Joe and Nancy

Joe and Nancy
Our Home on Wheels (Click on image above for our web albums.)

Thursday, May 5, 2011

Virginia City, NV Day Trip

Now, I had forgotten my history from the fifth grade.  I don't remember actually what grade I learned about the Comstock Load, and couldn't tell you for sure what state it was in.  I would have guessed California.  I do remember that Virginia City was where the Cartwrights always wagoned in for supplies.  And the famous Ponderosa Ranch where they lived was a fictional Bonanza.
The Ponderosa!  A very large ranch.  As you might have guessed, there were Bonanza exhibits in many of the saloons and pubs along the main drag.  Here are a few of the the establishments from town.  Pardon the cars and other vehicles though, as it was a busy little place.
Not sure how long this called the Bonanza, whether before or after the Cartwrights came to town, but it still attracts the goofy tourists looking for Hoss.
It was also neat to walk along real and creaky boardwalks.  I just had to find out about the Suicide Table, as it was advertised coming into town.  Here is not-so-good pic of the table inside and a description as to why it was called that.
And here is the Silver Queen.  That's right, her dress is made up of over 3,200 silver dollars minted in Carson City down the road, the capital of Nevada, the silver state.
From Wiki:  During the last 20 years of the 19th century, Piper's Opera House served as one of the centers of cultural activity in the Comstock and the West. It was an important stopping point for theatrical tours of North America throughout the last half of the 19th and early 20th century. In 1863, John Piper purchased the brick office block that already stood at this location, now the entrance portion of the opera house, and established a saloon.

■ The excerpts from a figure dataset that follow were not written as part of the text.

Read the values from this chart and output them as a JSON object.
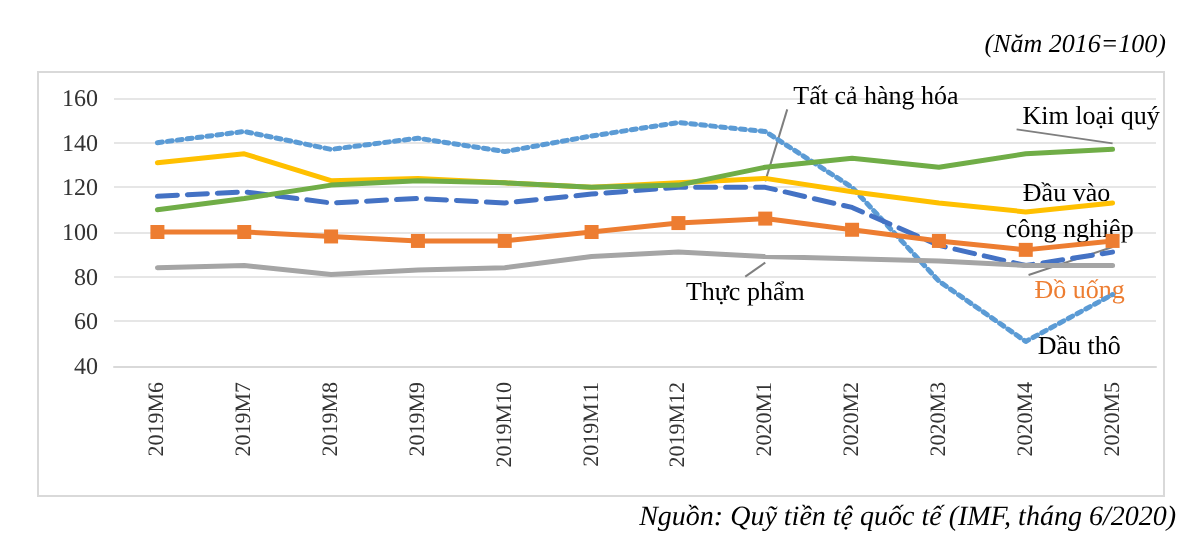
{
  "chart_data": {
    "type": "line",
    "subtitle": "(Năm 2016=100)",
    "categories": [
      "2019M6",
      "2019M7",
      "2019M8",
      "2019M9",
      "2019M10",
      "2019M11",
      "2019M12",
      "2020M1",
      "2020M2",
      "2020M3",
      "2020M4",
      "2020M5"
    ],
    "series": [
      {
        "name": "Dầu thô",
        "color": "#5b9bd5",
        "line_style": "dotted",
        "marker": "none",
        "values": [
          140,
          145,
          137,
          142,
          136,
          143,
          149,
          145,
          120,
          78,
          51,
          72
        ]
      },
      {
        "name": "Tất cả hàng hóa",
        "color": "#4472c4",
        "line_style": "dashed",
        "marker": "none",
        "values": [
          116,
          118,
          113,
          115,
          113,
          117,
          120,
          120,
          111,
          94,
          85,
          91
        ]
      },
      {
        "name": "Đầu vào công nghiệp",
        "color": "#ffc000",
        "line_style": "solid",
        "marker": "none",
        "values": [
          131,
          135,
          123,
          124,
          122,
          120,
          122,
          124,
          118,
          113,
          109,
          113
        ]
      },
      {
        "name": "Kim loại quý",
        "color": "#70ad47",
        "line_style": "solid",
        "marker": "none",
        "values": [
          110,
          115,
          121,
          123,
          122,
          120,
          121,
          129,
          133,
          129,
          135,
          137
        ]
      },
      {
        "name": "Đồ uống",
        "color": "#ed7d31",
        "line_style": "solid",
        "marker": "square",
        "values": [
          100,
          100,
          98,
          96,
          96,
          100,
          104,
          106,
          101,
          96,
          92,
          96
        ]
      },
      {
        "name": "Thực phẩm",
        "color": "#a5a5a5",
        "line_style": "solid",
        "marker": "none",
        "values": [
          84,
          85,
          81,
          83,
          84,
          89,
          91,
          89,
          88,
          87,
          85,
          85
        ]
      }
    ],
    "ylim": [
      40,
      160
    ],
    "yticks": [
      40,
      60,
      80,
      100,
      120,
      140,
      160
    ],
    "grid": "y",
    "annotations": [
      "Nguồn: Quỹ tiền tệ quốc tế (IMF, tháng 6/2020)"
    ]
  }
}
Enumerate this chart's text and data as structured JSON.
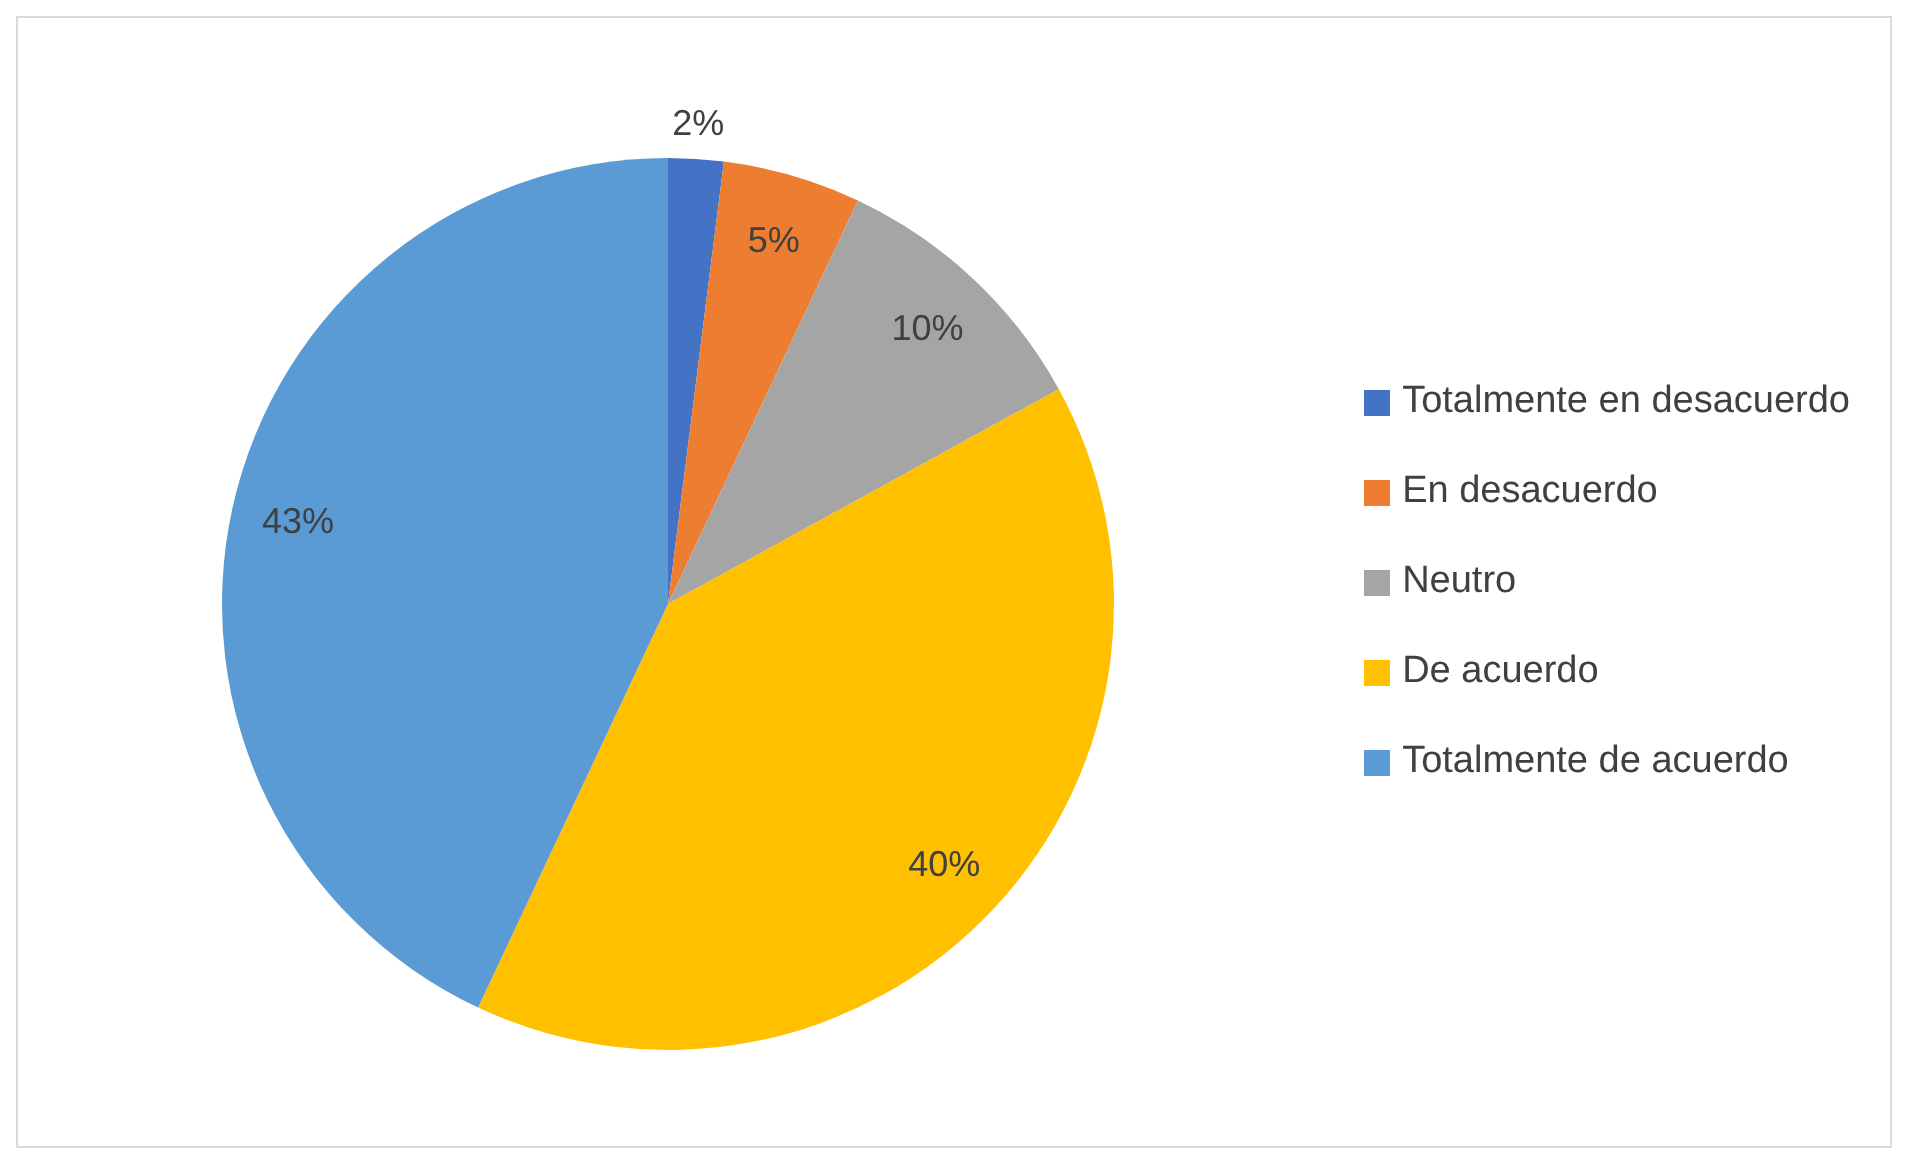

Piper became one of the most influential theater owners in the West and ran numerous theaters in Reno, Truckee, Carson City and San Francisco, and maintained his own traveling troop.  Oh, by the way, it's haunted too, according to some folks.
Apparantly Mark Twain spent some time here before moving on to the west coast.
Knick-knacks everywhere in this town.  We have only so much room in a motor home though, so we just looked.  This little alley-way had about 10 vendors crammed in here.
I just read last night that a startup company called Comstock Mining began buying up claims in 2003 from just south of Virginia City all the way down to the Dayton & Lucerne areas, including Gold Hill and Silver City.  While we were there, this company was doing some exploratory drilling into the sides of these hills.  Here is pic of one up on the hill side, but we saw two other locations with the same rigs working.  Some geologists and scientist estimate that there is probably up to four times the gold & silver mined so far, still left in the ground along the two rich veins of the Comstock Load.  This company and their backers seem to agree as they have bought up 6500 acres of claims and spent $43 million so far, and haven't mined the fist piece of ore yet.  But they begin the execution of the elaborate and calculated Mining Plan this year and will use all the gadgets and machinery and electronics of the 21st century in extracting these minerals.  Wanna buy some stock in their company?
But, that is now.  Here are some pics from the past, and it's past was a storied one portrayed in many chronicles and mediums over the decades since.
I walked around some of these old relics of a boom time long past, but I also got a sense that because the price of these two precious metals have skyrocketed since 2008, that someone might get to thinking that it now might be worth digging in once more.  And after reading last night about Comstock Mining, darned if I wasn't on to something.  :-)
The hillsides from V City all the way to the Dayton locations are scarred with these open pit & strip mines.
Old Cyanide leach vats that soaked the finely crushed products from the many stampers that were employed throughout the mining companies.  The crushed ore/gravel were placed in the cyanide vats for aperiod of time and the sediment mud and soup would sink and the resultant precious metals would rise to the top (cream rises to the top?) and would be gathered up and trained off to points south and west.  The Comstock Load put San Francisco and Southern California on the maps, as well as Carson City.
As I walked around these places, there signs that said Keep Out and I got the feeling that I was being watched.  In fact whe I stopped by the old Gold Hill train depot, I was being watched.  Nancy stayed in the Jeep and I walked all around this large shaft works and open pit and this guy was just moseying pretending to not care, but I knew otherwise.  What did he think I was going to take or do?  Beats me.  I did start up a conversation with him later and he turns out to be an old transplant form CA back in 1964.  He runs the depot restoration project.  Here is a pic of the depot.
The Fourth Ward School is the last one of
its kind still standing in the United States.
The 1876 Second Empire, four-storied
state-of-the-art wooden school preserves
the real story of life in a booming Old West
mining town.  Built to accommodate more
than 1,000 students, the sixteen classrooms
retain original patina, desks, maps and books.
This square building with the unusual central chimney was built as the company offices for the Gould and Curry Mining Company. The first resident was George Hearst, father of William Randolph Hearst. After he made his fortune and left town, the building became home to another one of Viginia City's rich and powerul elite, John Mackay. The house was renamed Mackay Mansion, and has kept the name to this day. There were other mansions in town as well as other old buildings/museums, but we didn't have time to see them all.
Shafts and access dirt roads from long ago just north of V City.  Most of the hills around V City are scarred like this.  Here is another pic looking northeast from town.
Well, that about wraps up our day trip to Virginia City and a brush-up on the history of the Comstock load and current events.  So, as we depart here and Reno in the morning towards northern California, the RVing Beach Bums say so long till the next blog.